Sebelumnya, kenaikan harga rokok menjadi Rp50 ribu per bungkus dinilai efektif untuk menekan jumlah perokok di Indonesia. Harga rokok di Indonesia saat ini masih dianggap terlalu murah dan mudah didapatkan masyarakat.

Direktur Jenderal Bea dan Cukai, Kemenkeu, Heru Pambudi menegaskan pihaknya memiliki dua strategi untuk mencapai target cukai tahun depan. Pertama, pengawasan akan lebih diperketat. Kedua, adanya kajian secara mendalam mengenai kebijakan menaikkan tarif cukai rokok.

Meski pemerintah tengah mengkaji untuk menaikkan tarif cukai rokok, namun bukan berarti pemerintah langsung menaikkan harga rokok. Pada konteks ini, sejumlah pihak tidak bertanggung jawab mulai banyak mengarahkan kebijakan dimaksud dengan kenaikan harga rokok. Alhasil, banyak isu yang beredar mengenai kenaikan harga rokok.

Ditjen Bea dan Cukai Kemenkeu menjadi salah satu pihak yang merasa dirugikan atas beredarnya isu mengenai naiknya harga rokok yang beredar di sosial media, pesan berantai, dan pemberitaan media. Ditjen Bea dan Cukai Kemenkeu menegaskan bahwa berita tersebut tidak benar dan masyarakat diminta tidak terjebak isu itu.
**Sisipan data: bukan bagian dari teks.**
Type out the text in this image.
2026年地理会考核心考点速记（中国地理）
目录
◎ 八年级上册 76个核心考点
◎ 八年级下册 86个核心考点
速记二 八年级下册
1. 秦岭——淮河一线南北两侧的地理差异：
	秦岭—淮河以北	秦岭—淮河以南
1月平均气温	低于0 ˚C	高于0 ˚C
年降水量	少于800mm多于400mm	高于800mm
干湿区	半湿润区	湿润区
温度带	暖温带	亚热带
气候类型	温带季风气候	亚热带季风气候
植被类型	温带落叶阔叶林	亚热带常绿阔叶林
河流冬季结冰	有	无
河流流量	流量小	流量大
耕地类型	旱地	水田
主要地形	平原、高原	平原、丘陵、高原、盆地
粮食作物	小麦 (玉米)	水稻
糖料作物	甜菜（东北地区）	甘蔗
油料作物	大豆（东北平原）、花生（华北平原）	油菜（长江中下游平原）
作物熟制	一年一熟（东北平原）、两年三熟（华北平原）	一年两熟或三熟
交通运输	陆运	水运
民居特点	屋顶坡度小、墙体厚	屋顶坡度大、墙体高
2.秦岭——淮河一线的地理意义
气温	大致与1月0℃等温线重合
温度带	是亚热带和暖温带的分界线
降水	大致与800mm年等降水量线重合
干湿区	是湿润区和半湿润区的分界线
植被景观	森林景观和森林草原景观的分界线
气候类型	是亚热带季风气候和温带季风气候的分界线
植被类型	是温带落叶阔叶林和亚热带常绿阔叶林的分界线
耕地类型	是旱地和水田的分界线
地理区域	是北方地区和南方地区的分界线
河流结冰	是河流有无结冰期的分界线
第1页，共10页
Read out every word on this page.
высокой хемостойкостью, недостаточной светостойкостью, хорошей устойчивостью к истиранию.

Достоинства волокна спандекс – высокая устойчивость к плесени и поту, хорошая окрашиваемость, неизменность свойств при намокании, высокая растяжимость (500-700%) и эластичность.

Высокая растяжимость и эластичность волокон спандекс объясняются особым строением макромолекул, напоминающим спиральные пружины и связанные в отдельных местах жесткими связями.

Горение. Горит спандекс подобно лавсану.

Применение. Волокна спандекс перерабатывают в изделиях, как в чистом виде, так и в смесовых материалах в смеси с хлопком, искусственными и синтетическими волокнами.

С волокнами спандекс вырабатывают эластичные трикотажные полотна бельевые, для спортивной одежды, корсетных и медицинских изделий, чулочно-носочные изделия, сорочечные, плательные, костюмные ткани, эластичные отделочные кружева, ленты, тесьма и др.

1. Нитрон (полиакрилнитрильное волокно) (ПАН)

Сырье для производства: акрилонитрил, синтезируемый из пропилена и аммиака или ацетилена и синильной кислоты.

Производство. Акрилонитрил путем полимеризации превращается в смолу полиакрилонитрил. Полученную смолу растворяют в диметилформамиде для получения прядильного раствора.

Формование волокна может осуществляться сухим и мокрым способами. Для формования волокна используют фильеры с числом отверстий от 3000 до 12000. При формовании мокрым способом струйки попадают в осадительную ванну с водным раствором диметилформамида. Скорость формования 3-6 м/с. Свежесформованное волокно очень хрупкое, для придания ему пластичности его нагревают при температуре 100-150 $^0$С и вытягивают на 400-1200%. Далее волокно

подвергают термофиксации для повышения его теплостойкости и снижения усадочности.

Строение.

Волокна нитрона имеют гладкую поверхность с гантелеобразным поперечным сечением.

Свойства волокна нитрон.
"Berita tersebut tidak dapat dipertanggungjawabkan kebenarannya karena sampai saat ini belum ada aturan terbaru mengenai Harga Jual Eceran (HJE) rokok," cuit Ditjen Bea dan Cukai, dalam akun Twitter seperti dikutip di Jakarta, Senin (22/8).

Saat ini, Ditjen Bea dan Cukai Kemenkeu masih mempertimbangkan banyak hal terkait kenaikan tarif cukai. Hal ini dilakukan agar Ditjen Bea dan Cukai Kemenkeu tidak salah dalam mengambil keputusan dan nantinya justru merugikan banyak pihak. Kajian ini juga terkait pencapaian target dalam RAPBN 2017.

Sementara itu, Ketua Gabungan Perserikatan Pabrik Rokok Indonesia (GAPPRI) Ismanu Soemiran mengecam keras terhadap penyebar berita palsu atau hoax soal kenaikan harga rokok menjadi Rp50 ribu per bungkus. Dia menilai, isu itu berita bohong.

Ia menegaskan, kenaikan harga rokok telah menyesatkan dan sengaja membuat kegaduhan yang bisa menjadi kekacauan ekonomi. Sebab mata rantai sirkulasi perekonomian Industri Hasil Tembakau (IHT) melibatkan banyak elemen masyarakat.

Apalagi, tingkat IHT sensitivitasnya cukup tinggi mengingat industri ini berbasis pertanian dan memberi konstribusi kurang lebih Rp170 triliun pada 2017 nanti melalui cukai dan pajak. Tentu hal semacam ini perlu dipertimbangkan.

Ismanu menjelaskan, dalam menaikkan tarif cukai rokok, pemerintah sudah mempunyai mekanisme yang pasti sesuai dengan Undang-Undang Nomor 39 Tahun 2007 tentang Cukai. "Dan setiap rencana kenaikan selalu didiskusikan dengan industri," tegas Ismanu.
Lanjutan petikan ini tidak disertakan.